Водитель слегка подивившись яростной, как шахтерская забастовка, атаке, осмотрел неожиданных пассажиров и, как приговор, огласил:
– По штуке с каждого!
– Идет! Только поехали быстрее! – рявкнул Красносеев.
Больше шофер голоса не подавал, устремив авто к легкому заработку.
За окнами машины мелькал Прибреженск. По давно не убираемым улицам метался озабоченный народ. Граждане, видимо, полагали, что своими перемещениями они обезопасят себя от тяжелых ударов переходного периода.
На раскладушках, поставленных прямо на тротуарах, лежали в пятый раз перепродаваемые джинсы и куртки, завезенные Красносеевым с Пикра.
– Сколько стоит?
– Прошу пятнадцать.
– Три.
– Э-э-э… Давай!
Вся страна, ставшая одним сплошным базаром, болезненно входила в рынок.
Владлен Борисович презрительно посмотрел на бурлящее, как Первый съезд народных депутатов, торжище и тихо сказал:
– Лучше бы на заводах трудились.
– Чего, Владленушка? – заискивающе спросил Потапыч.
– «Чего, чего», работать надо, а не ваньку валять! – зло крикнул второй секретарь.
Вокзал был недалеко, как и все в небольшом приморском городе, – доехали быстро.
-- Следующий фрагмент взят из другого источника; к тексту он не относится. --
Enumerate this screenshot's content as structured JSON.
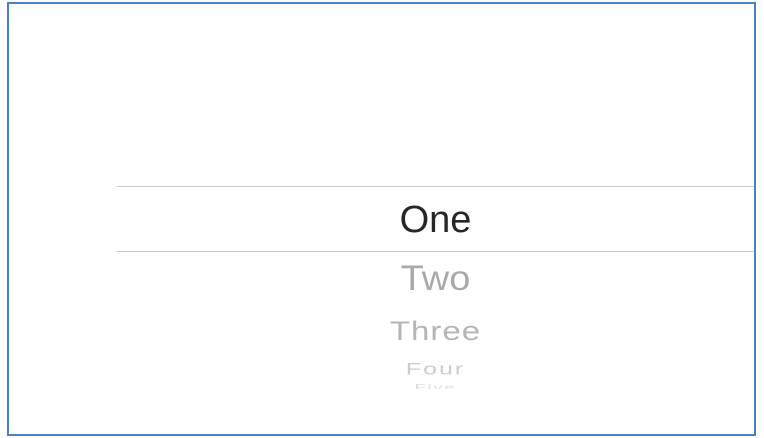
{
  "picker": {
    "options": [
      "One",
      "Two",
      "Three",
      "Four",
      "Five"
    ],
    "selected_value": "One"
  },
  "colors": {
    "frame_border": "#4a82c8",
    "selected_text": "#262626",
    "unselected_text": "#a9a9a9",
    "divider": "#c9c9c9"
  }
}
Поезд на Москву отправлялся через пять минут, в кассе билеты были.
«Кто за правое дело, тому – зеленая улица!» – удовлетворенно подумал Владлен Борисович.
Глава 9
Тормашкин, кое-как отбившись от необоснованных нападок жены и выпроводив ее из кабинета, устало опустился в кресло. Щеки его пылали, как угли пионерского костра. Было по-мужски стыдно и обидно. Увесистая слеза руководящего работника уже была готова появиться на свет.